In its bid the city has highlighted its connections to Ukraine as well as taking in Ukrainian refugees, and hopes this will be a selling point for what will be a very unique contest in 2023.

Leeds is the UK’s City of Culture in 2023, so hosting the world’s largest music show would be a great way to celebrate. It is well connected for international and national travel, with a big airport and well-used train station – but public transport within the city is lacking. The city currently has around 6,800 hotel rooms – well above the 2,000 needed.


Odds: 8/1

Liverpool’s bid is shaping up to be the surprise challenger to early favourite Glasgow.

The Mersey city has a world-famous musical heritage as well as the 11,000 capacity M&S Bank arena that hosted the BBC’s Sports Personality of the Year in 2017. Similar to Glasgow, it has a self-contained event centre on the dock that would make for easy access for press and delegations.

It has an international airport and more than 6,500 hotel rooms. With Manchester’s AO Arena under renovation, Liverpool could actually offer the north-west a more straightforward venue – not that that will help the famous rivalry between the two cities.

Liverpool does have the problem of a number of gigs booked into the arena in April – Elton John being the biggest name that might have to move his already much delayed “farewell” tour.

The city will want to highlight how it has taken in more than 300 Ukrainian refugees since Russia’s invasion, according to the latest Home Office figures.


Odds: 7/2

Fresh from hosting the 2022 Commonwealth Games, Birmingham has shown it knows how to stage a massive international event, but as the most recent British Eurovision hosts (in 1998) some might wonder if it isn’t time for someone else to have a go.

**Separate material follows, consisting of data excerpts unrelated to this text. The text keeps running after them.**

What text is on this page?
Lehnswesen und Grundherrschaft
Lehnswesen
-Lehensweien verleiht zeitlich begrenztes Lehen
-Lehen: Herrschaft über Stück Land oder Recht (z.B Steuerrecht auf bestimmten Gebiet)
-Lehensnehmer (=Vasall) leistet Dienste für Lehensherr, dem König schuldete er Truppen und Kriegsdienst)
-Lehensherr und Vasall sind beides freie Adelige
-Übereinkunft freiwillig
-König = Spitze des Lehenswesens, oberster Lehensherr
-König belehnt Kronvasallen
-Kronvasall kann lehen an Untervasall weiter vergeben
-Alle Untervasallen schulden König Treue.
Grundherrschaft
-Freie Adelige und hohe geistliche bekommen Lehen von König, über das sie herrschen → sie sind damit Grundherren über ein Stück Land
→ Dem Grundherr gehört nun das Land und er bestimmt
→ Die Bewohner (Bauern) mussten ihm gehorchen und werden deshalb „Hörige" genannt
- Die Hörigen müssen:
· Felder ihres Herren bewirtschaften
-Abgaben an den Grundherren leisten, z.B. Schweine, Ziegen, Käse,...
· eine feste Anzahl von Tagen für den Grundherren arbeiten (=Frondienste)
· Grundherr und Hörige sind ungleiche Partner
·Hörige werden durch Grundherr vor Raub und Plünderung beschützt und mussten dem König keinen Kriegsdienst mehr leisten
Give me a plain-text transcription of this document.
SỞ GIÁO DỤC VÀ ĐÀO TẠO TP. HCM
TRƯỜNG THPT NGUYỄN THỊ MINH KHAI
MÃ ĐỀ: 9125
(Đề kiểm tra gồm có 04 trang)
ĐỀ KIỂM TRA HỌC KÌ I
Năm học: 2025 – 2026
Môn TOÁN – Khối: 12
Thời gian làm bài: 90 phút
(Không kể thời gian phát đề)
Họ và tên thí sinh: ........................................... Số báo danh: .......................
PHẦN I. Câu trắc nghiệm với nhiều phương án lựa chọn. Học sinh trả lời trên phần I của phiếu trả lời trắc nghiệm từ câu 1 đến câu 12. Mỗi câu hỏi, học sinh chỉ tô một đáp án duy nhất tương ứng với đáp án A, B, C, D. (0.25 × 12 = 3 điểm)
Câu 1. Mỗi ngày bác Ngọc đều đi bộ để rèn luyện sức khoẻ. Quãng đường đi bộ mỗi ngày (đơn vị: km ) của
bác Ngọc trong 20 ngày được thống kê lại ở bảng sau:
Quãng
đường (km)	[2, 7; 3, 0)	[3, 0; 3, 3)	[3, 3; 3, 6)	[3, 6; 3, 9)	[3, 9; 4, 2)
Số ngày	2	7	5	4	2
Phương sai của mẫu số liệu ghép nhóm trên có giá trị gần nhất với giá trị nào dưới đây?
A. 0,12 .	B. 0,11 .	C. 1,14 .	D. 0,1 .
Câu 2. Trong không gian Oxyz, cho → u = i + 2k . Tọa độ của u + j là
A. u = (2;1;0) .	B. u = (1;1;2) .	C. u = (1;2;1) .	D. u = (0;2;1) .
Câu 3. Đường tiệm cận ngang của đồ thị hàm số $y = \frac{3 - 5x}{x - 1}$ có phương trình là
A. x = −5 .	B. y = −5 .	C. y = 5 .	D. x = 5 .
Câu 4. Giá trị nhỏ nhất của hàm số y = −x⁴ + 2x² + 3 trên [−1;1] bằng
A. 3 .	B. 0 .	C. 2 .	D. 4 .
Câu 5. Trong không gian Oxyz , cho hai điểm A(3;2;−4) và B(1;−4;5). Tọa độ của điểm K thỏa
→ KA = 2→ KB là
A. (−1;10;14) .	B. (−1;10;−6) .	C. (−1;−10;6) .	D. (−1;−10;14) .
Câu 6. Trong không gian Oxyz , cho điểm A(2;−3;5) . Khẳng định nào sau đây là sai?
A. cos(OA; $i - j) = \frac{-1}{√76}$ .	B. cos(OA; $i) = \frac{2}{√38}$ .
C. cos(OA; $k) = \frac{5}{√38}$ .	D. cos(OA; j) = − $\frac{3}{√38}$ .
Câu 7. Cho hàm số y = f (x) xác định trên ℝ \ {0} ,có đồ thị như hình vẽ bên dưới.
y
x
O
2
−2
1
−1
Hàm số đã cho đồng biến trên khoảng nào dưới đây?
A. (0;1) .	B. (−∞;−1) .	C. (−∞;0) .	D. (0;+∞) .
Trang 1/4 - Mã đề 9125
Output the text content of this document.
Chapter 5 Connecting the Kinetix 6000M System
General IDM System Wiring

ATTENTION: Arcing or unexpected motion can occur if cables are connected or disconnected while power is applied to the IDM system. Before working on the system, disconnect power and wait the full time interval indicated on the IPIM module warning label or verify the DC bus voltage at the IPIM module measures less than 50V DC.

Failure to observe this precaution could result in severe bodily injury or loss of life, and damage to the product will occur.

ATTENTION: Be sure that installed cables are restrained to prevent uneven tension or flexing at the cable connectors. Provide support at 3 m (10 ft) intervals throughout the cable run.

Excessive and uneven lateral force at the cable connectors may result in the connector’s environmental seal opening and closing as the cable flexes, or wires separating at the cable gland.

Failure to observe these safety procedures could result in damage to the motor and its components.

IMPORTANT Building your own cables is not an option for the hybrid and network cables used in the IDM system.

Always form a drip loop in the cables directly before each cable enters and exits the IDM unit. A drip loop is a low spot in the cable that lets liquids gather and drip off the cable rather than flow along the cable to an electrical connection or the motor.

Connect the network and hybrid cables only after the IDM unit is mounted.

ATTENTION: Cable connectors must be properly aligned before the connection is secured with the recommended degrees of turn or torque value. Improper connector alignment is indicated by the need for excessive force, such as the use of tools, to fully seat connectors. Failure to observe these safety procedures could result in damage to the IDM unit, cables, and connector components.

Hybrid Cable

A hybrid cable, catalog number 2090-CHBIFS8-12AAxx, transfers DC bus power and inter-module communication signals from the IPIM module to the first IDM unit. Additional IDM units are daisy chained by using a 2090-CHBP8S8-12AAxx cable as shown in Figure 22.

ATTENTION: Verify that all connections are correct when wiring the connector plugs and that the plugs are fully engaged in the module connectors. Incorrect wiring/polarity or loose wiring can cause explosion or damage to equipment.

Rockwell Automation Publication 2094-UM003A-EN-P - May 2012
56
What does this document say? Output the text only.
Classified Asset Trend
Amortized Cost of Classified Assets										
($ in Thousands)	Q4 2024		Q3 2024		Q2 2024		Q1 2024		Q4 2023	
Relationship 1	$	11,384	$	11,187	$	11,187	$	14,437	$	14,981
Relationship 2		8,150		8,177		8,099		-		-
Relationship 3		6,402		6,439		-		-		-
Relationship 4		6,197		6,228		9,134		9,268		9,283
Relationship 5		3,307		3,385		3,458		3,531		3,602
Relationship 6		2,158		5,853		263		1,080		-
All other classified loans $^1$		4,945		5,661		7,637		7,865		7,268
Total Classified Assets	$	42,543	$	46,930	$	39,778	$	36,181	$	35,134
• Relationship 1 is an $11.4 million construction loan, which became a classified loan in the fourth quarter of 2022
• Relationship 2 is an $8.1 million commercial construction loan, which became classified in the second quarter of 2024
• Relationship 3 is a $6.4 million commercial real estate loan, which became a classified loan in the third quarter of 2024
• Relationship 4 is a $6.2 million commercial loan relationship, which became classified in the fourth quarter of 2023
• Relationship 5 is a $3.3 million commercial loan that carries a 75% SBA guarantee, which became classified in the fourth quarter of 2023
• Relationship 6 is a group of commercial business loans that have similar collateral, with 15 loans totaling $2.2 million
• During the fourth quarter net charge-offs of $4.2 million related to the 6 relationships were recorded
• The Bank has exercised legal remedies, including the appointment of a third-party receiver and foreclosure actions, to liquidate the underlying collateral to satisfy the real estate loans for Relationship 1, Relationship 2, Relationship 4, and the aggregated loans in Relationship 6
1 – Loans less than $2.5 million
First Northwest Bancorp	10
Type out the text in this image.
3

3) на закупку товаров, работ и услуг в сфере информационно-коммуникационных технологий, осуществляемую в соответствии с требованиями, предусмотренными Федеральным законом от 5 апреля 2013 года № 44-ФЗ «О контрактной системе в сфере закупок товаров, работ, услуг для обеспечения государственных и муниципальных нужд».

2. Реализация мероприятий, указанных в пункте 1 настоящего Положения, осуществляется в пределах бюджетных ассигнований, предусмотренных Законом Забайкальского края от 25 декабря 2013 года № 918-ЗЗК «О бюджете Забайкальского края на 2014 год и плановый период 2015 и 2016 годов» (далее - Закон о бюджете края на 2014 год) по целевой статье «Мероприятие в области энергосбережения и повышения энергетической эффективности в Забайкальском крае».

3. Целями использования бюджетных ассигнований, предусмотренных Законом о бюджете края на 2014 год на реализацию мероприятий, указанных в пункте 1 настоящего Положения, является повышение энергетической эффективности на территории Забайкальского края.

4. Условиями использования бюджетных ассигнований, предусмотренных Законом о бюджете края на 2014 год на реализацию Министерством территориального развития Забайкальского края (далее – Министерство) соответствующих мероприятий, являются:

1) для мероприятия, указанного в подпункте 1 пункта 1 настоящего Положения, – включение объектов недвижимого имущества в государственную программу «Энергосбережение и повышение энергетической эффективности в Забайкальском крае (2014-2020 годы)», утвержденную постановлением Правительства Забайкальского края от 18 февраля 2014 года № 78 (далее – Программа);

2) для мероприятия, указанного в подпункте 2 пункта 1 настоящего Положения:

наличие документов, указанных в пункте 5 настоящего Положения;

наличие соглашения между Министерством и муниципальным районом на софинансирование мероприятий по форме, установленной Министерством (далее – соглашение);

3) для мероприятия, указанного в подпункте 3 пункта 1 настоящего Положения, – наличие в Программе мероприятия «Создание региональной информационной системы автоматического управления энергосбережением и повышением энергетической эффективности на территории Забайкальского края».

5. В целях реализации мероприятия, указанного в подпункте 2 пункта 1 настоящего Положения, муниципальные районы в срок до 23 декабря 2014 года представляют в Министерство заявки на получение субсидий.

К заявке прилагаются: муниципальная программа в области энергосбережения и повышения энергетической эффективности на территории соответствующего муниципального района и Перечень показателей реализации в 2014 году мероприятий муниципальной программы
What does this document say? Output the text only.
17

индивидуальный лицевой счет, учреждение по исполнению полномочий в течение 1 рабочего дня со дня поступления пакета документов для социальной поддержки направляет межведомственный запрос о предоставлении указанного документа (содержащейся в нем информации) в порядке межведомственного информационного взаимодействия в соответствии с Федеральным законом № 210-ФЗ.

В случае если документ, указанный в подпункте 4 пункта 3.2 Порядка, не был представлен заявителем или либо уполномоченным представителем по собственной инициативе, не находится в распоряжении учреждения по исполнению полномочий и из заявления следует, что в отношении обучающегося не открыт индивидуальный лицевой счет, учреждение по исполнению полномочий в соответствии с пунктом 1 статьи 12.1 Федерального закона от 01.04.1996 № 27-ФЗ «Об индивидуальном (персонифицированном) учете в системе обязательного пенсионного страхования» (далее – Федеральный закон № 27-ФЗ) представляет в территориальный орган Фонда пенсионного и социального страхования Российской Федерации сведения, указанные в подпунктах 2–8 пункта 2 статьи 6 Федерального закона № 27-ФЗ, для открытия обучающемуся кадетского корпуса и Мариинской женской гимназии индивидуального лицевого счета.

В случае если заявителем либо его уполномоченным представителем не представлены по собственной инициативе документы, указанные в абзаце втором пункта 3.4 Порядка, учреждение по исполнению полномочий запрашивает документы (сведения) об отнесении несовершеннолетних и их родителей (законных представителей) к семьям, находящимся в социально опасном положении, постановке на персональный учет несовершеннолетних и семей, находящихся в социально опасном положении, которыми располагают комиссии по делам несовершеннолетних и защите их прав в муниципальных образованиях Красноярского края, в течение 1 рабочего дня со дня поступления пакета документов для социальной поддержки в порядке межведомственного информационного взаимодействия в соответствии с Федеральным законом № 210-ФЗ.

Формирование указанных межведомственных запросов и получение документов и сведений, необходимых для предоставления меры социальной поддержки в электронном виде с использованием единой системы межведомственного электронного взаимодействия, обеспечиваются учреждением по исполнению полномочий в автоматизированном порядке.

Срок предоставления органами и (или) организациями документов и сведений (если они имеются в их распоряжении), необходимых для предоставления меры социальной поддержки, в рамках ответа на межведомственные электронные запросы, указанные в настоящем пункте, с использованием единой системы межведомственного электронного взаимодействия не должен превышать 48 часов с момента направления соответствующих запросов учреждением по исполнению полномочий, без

Still, it has two great arenas, Resorts World and Utilita, which both hold around 15,000 people – an international airport and great rail connections to the rest of the country as well as plenty of hotel room – so expect the city to be a strong contender.


Odds: 21/1

Newcastle announced a bid just before the deadline this week, putting forward the 11,000-capacity Utilita arena. While a much smaller city than the other bidders it is still well connected both with an international airport and train links with the rest of the UK. It also benefits from a good number of hotel rooms and good local public transport.

In its bid, the city highlighted its status as a city of sanctuary – where many refugees go to live – as well as its experience hosting international sporting events.


Odds: 34/1

Sheffield Arena’s 13,600-capacity offer is the outside bet to play host to Europe’s Eurovision fans in 2023. With an international airport in Doncaster and a good public transport network, as well as links to Manchester, Leeds and London it’s infrastructure is good – though, along with Newcastle, it is one of the smaller cities bidding to host the contest.

The city said it was coming together with its neighbours in South Yorkshire to broaden the bid to a wider area, which could help them in the final decision-making.